Small sample preparations: The one-cycle protocols require a minimum of 1-5mg of total RNA to provide sufficient labelled cRNA for hybridisation to GeneChip™ expression arrays. For some studies, it is not possible to obtain sufficient material to extract this amount of total RNA. The Affymetrix two cycle target labelling assay provides protocols for the preparation of biotin-labelled cRNA from as little as 10-100ng of total RNA. If it is necessary for you to use this protocol, it is essential to validate expression analysis on targets prepared in this way. The small scale protocol involves 2 rounds of amplification, thereby increasing the potential for non-linear amplification of the original material which could result in over-or under-representation of some transcripts (e.g. high or low expressed transcripts, respectively). One option to avoid small scale preparations is to pool tissue samples (e.g. multiple biopsies from the same patient, multiple specimens from the same animal or litter - for example, multiple lymph nodes from a single mouse or multiple brains from a litter of rats). Pooling requires homogeneous populations and good experimental design to avoid deleterious effects of outliers and amplification of small scale material requires robust validation prior to full scale gene expression analysis- advice should be obtained prior to embarking on either of these routes. Modified and alternative small scale preparation protocols are available from Elaina Collie-Duguid.
Hybridisation cocktail:
If you intend to run one Test3 array and one full scale Gene Expression array from your sample, please follow the instructions for preparing a hybridisation cocktail for '49 Format (Standard)/ 69 Format array' (Table 2.3.1, page 2.3.7 Affymetrix expression analysis technical manual), which will provide sufficient volume/cRNA (300ml/15mg) to hybridise your sample to these 2 arrays.

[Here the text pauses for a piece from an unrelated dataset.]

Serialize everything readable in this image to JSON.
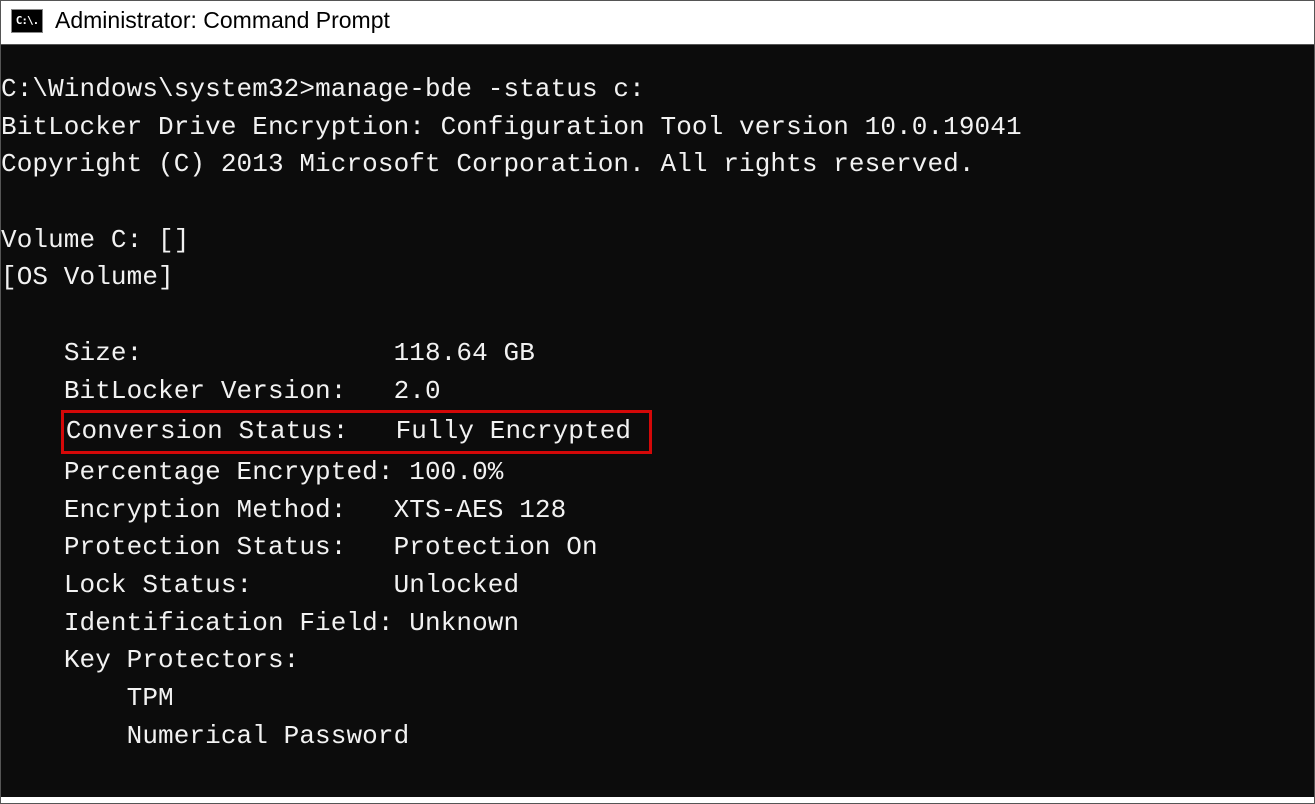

The hybridisation controls are provided in the Eukaryotic Hybridisation Control kit which can be ordered directly from Affymetrix. The controls are pre-mixed at staggered concentrations (1.5-100pM) and are ready to add directly to the hybridisation cocktail. These allow monitoring of the hybridisation process for trouble shooting and allow comparison with house-keeping genes in the assessment of sample quality. Control oligoB2, used by the software for alignment of the grid, is also provided in this kit.
Please 0.2mm filter the hybridisation buffer to reduce background on the arrays.
Sample Evaluation: It is advisable to monitor the quality and yield of your sample at each step of the protocol (i.e. total RNA, cDNA, labelled-cRNA and fragmented labelled-cRNA). These can be assessed on an agorose gel or using an Agilent Bioanalyser (this system is available at The Rowett Research Institute, Aberdeen: Samples can be run in batches of 12 at a cost of £30+VAT/plate. The contact for this service is Gillian Campbell). Due to the expense and time associated with sample preparation as well as the large amount of data produced in a microarray experiment, it is advisable to keep a detailed log of each sample to facilitate QC, storage and retrieval of sample preparations. The various fractions produced during preparation of the sample for hybridisation to GeneChip™ arrays are stable and can be stored long-term at -80oC for future analyses (e.g. analysis on other GeneChip™ arrays or in validation studies).
Troubleshooting: The most common sources of problems with sample preparation are poor quality or insufficient RNA, poor quality T7-oligo(dT) primer for cDNA and cRNA synthesis or inaccurate equipment for heating/cooling steps in cDNA/cRNA synthesis.